How broad is your novel’s scope? Many delightful novels never introduce social context. But the novels that haunt us usually capture individuals within their environment.
Consider the narrow scope of these characters interacting during a water aerobics class.
Not wanting a collision, Ella said, “Um, you’re drifting into my lane.”
The woman scowled. “Why does that matter?”
“Well, it matters if you kick me,” Ella answered. Hmm. No “whoops” or better yet, “I’m sorry.” What’s with this person?
“It’s Valentine’s Day. Lighten up.”
“But you’re not my valentine,” Ella pointed out.
After a long pause, the woman extended her hand. “My name is Ann. I’m pleased to meet you.”

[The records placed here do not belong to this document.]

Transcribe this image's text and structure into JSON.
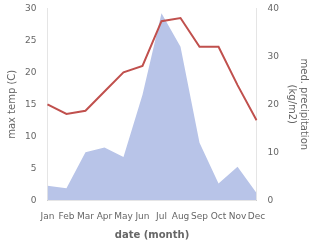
{
  "chart_data": {
    "type": "line",
    "xlabel": "date (month)",
    "ylabel": "max temp (C)",
    "y2label": "med. precipitation\n(kg/m2)",
    "categories": [
      "Jan",
      "Feb",
      "Mar",
      "Apr",
      "May",
      "Jun",
      "Jul",
      "Aug",
      "Sep",
      "Oct",
      "Nov",
      "Dec"
    ],
    "series": [
      {
        "type": "area",
        "axis": "y2",
        "color": "#b8c4e8",
        "values": [
          3.0,
          2.5,
          10.0,
          11.0,
          9.0,
          22.0,
          39.0,
          32.0,
          12.0,
          3.5,
          7.0,
          1.5
        ]
      },
      {
        "type": "line",
        "color": "#c0504d",
        "values": [
          15,
          13.5,
          14,
          17,
          20,
          21,
          28,
          28.5,
          24,
          24,
          18,
          12.5
        ]
      }
    ],
    "ylim": [
      0,
      30
    ],
    "yticks": [
      0,
      5,
      10,
      15,
      20,
      25,
      30
    ],
    "y2lim": [
      0,
      40
    ],
    "y2ticks": [
      0,
      10,
      20,
      30,
      40
    ],
    "grid": false
  }
}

“Yeah, pleased to meet you, too.”
This conversation offers some intrigue, but without any range, because there’s no context beyond a pool. What happens if you add a detail that establishes a power imbalance? Is one of them a person of color, or a lesbian? Maybe one of these women is an attorney, the other a waitress. Does one of them have a disability?
If the two women differ, how does this affect the response to who says what? What shifts if this aerobics class is in Oregon or Mississippi, in a fancy health club or a Y, on one side of the tracks or the other?

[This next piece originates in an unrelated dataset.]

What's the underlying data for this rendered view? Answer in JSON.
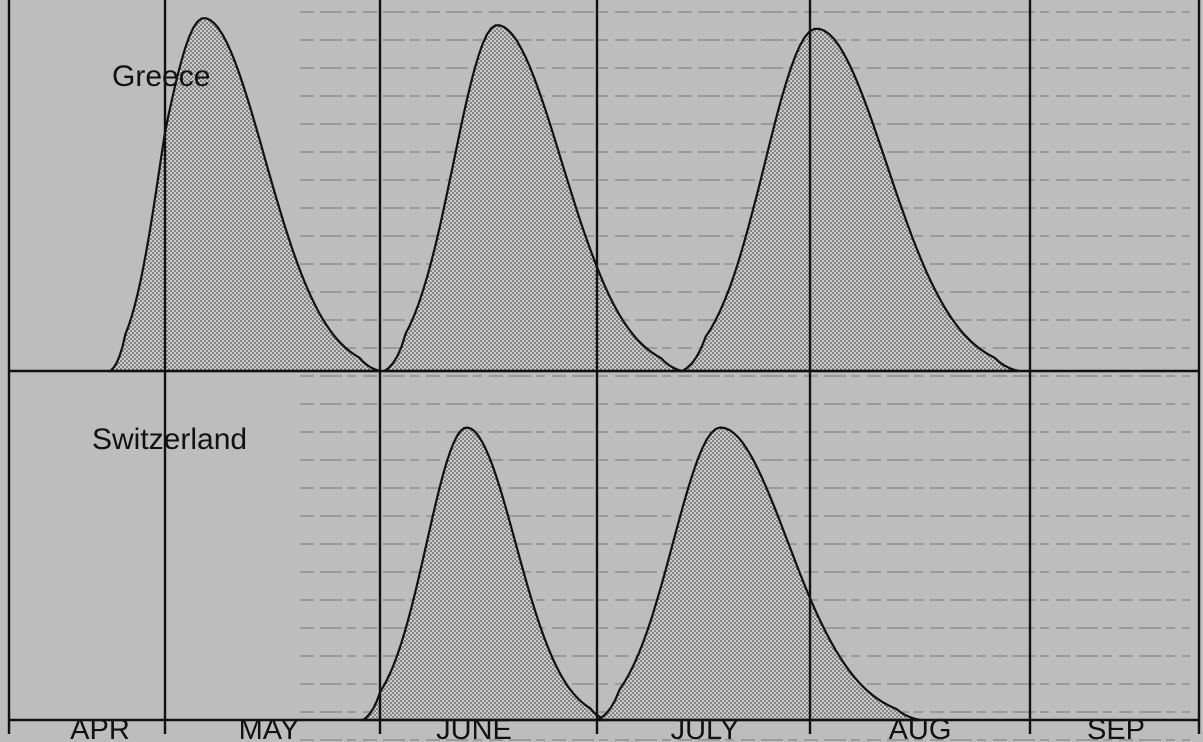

Questions that reveal how society shapes individuals reveal social norms and biases. This invites readers to question their own expectations, assumptions, and biases. Ask readers to consider why someone’s losing, and—everyone wins.

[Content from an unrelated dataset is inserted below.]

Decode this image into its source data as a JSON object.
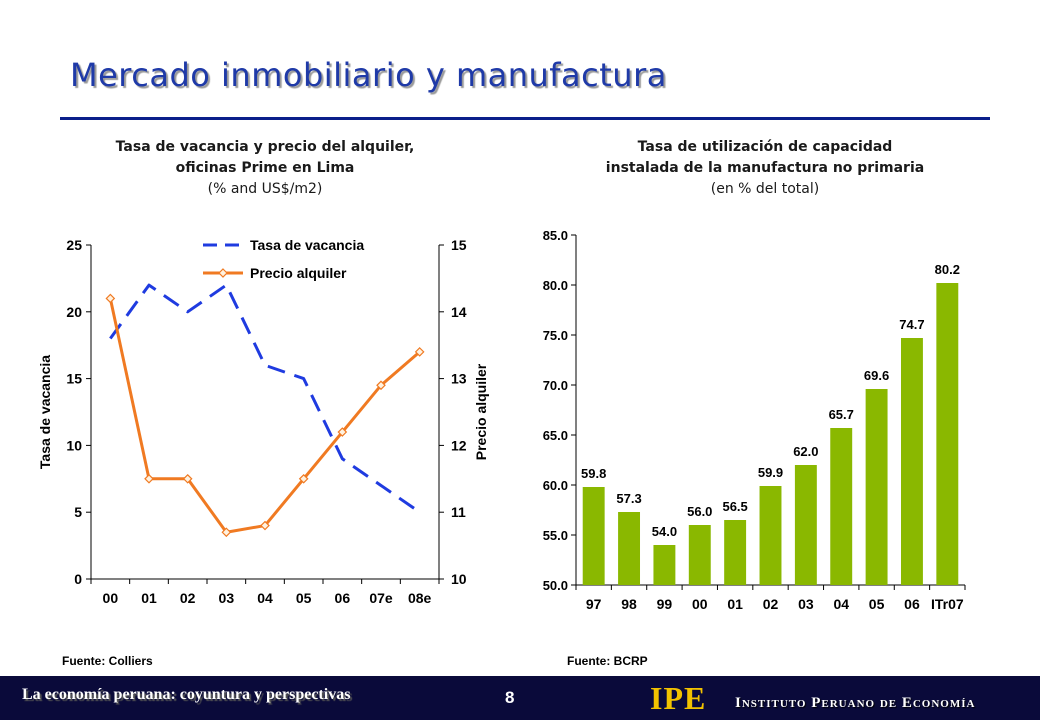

Jhumpa Lahiri’s The Lowland illustrates how background creates characters in the worlds of Calcutta, Rhode Island, and California. Beyond that, her novel explores how the attempted Naxalite revolution continued changing lives long after the Mao posters faded. Even in Lahiri’s capable hands, politics occasionally overrides plot and poetry. But that’s a worthwhile risk. Characters that represent the great forces that stymie or compel us aren’t just more credible. They’re more meaningful and memorable.
Tip: Take risks. Show us not just who your characters are, but what made them that way.
That’s the “real” stuff that novels are made of.